Linear dynamical systems (LDSs) are a class of time-series models widely used in robotics, finance, engineering, and meteorology. In it's general form (when state transition dynamics are unknown), learning LDS is a classic non-convex problem, typically tackled with heuristics like gradient descent ("backpropagation through time") or the EM algorithm. I will present our new "spectral filtering" approach to the identification and control of discrete-time general LDSs with multi-dimensional inputs, outputs, and a latent state. This approach yields a simple, efficient, and practical algorithm for low-regret prediction (i.e. asymptotically vanishing MSE).
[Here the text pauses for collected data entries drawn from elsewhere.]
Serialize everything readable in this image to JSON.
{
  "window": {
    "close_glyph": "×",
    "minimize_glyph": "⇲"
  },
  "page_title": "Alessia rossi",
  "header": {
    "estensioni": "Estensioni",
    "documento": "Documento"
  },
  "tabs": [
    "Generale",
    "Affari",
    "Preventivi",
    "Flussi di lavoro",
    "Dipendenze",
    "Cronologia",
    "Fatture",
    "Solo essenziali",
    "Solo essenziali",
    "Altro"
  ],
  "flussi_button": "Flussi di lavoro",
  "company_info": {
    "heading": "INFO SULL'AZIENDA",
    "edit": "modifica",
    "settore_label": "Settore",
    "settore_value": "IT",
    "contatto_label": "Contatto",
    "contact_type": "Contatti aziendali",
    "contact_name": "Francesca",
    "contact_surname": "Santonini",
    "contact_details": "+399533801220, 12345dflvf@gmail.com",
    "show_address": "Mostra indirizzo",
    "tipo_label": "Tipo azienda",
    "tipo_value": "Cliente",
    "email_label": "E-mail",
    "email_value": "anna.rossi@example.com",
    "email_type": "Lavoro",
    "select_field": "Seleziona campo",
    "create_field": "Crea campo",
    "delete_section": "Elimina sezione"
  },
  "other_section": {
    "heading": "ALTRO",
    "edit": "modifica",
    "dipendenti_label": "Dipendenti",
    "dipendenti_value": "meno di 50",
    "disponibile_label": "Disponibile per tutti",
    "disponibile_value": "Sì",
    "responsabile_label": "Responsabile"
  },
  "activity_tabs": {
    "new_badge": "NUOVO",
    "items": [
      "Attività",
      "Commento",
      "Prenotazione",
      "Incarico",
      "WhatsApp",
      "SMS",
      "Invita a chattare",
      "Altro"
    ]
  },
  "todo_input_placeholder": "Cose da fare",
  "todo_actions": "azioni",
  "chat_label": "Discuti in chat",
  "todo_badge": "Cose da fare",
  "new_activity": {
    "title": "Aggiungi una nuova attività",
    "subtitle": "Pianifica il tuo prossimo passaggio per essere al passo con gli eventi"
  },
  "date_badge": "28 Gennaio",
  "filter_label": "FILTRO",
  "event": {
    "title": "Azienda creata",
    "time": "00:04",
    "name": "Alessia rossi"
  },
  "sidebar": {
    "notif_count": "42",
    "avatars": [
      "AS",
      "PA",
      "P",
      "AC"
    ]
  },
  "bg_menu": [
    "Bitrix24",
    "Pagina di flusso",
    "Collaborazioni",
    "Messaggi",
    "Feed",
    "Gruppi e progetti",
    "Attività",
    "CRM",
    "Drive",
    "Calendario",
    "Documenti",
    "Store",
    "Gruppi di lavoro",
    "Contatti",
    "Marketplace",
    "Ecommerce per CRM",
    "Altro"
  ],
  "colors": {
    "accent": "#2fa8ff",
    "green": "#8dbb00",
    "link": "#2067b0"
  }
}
The talk will cover a series of results, which are joint work with Elad Hazan, Cyril Zhang, Sanjeev Arora, Holden Lee, and Yi Zhang.
I'm a PhD candidate in Computer Science at Princeton University, advised by Elad Hazan. My research is focused on reinforcement learning, and seeks to address the challenges that accompany partially observable and large (or continuous) state spaces. I'm also invested in issues concerning privacy and fairness in machine learning. I did my bachelors at IIT Kanpur, where I worked on sketch-based algorithms for machine learning, and space lower bounds in the streaming model. I've also spent time at Microsoft Research in Redmond working on program synthesis.